We are interested in this because we are modeling the failure time of the air conditioners with an exponential distribution. This means we will generate new failure times with an exponential distribution:

reps = replicate( 10000, {
    smp = rexp(n, 1/y.bar)
    log( mean( smp ) )
})

res_par = tibble( 
  bias.hat = mean( reps ) - theta.hat,
  var.hat = var( reps ),
  CIlog_low = theta.hat + bias.hat - sqrt(var.hat) * qnorm(0.975),
  CIlog_high = theta.hat + bias.hat - sqrt(var.hat) * qnorm(0.025),
  CI_low = exp( CIlog_low ),
  CI_high = exp( CIlog_high ) )
res_par
## # A tibble: 1 × 6
##   bias.hat var.hat CIlog_low CIlog_high CI_low
##      <dbl>   <dbl>     <dbl>      <dbl>  <dbl>
## 1  -0.0420  0.0856      4.07       5.21   58.4
## # ℹ 1 more variable: CI_high <dbl>

Note how we are, as usual, in our standard simulation framework of repeatidly (1) generating data and (2) analyzing the simulated data.
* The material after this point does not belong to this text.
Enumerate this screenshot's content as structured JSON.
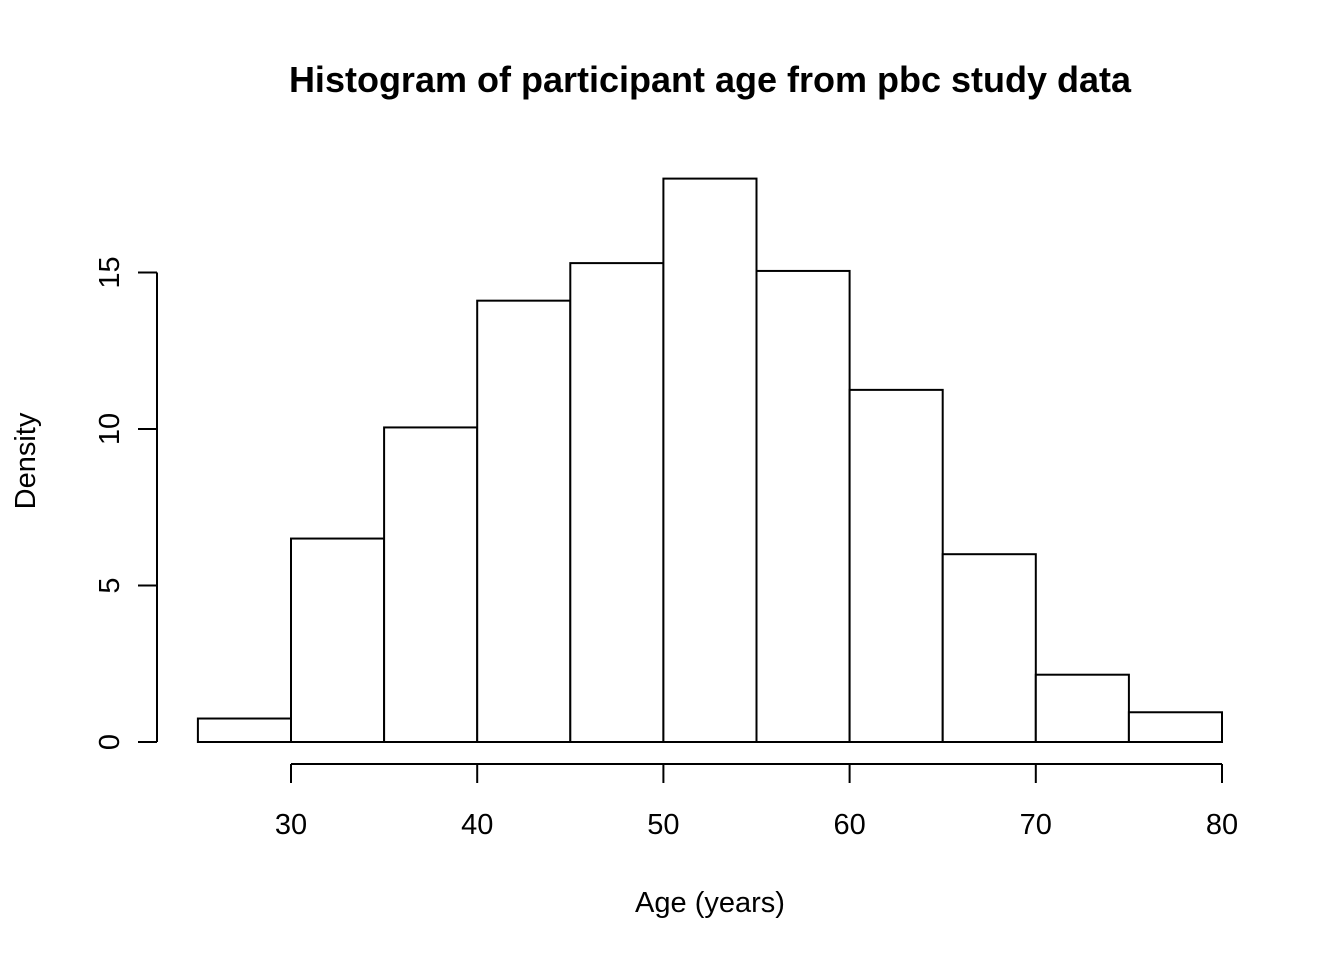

Nothing is changed.

The nonparametric, or case-wise, bootstrap (this is what people normally mean when they say bootstrap) would look like this:

reps = replicate( 10000, {
    smp = sample( dat, replace=TRUE )
    log( mean( smp ) )
})

res_np = tibble( 
  bias.hat = mean( reps ) - theta.hat,
  var.hat = var( reps ),
  CIlog_low = theta.hat + bias.hat - sqrt(var.hat) * qnorm(0.975),
  CIlog_high = theta.hat + bias.hat - sqrt(var.hat) * qnorm(0.025),
  CI_low = exp( CIlog_low ),
  CI_high = exp( CIlog_high ) )


bind_rows( parametric = res_par, 
           casewise = res_np, .id = "method") %>%
  mutate( length = CI_high - CI_low )
## # A tibble: 2 × 8
##   method     bias.hat var.hat CIlog_low CIlog_high
##   <chr>         <dbl>   <dbl>     <dbl>      <dbl>
## 1 parametric  -0.0420  0.0856      4.07       5.21
## 2 casewise    -0.0651  0.132       3.90       5.33
## # ℹ 3 more variables: CI_low <dbl>,
## #   CI_high <dbl>, length <dbl>

This is also a simulation: our data generating process is a bit more vague, however, as we are just resampling the data. This means our estimands are not as clearly specified. For example, in our parameteric approach, our target parameter is known to be true. In the case-wise, the connection between our DGP and the parameter theta.hat is less explicit.

Overall, in this case, our parametric bootstrap can model the tail behavior of an exponential better than case-wise. Especially considering the small number of observations, it is going to be a more faithful representation of what we are doing–provided our model is well specified for the real world distribution.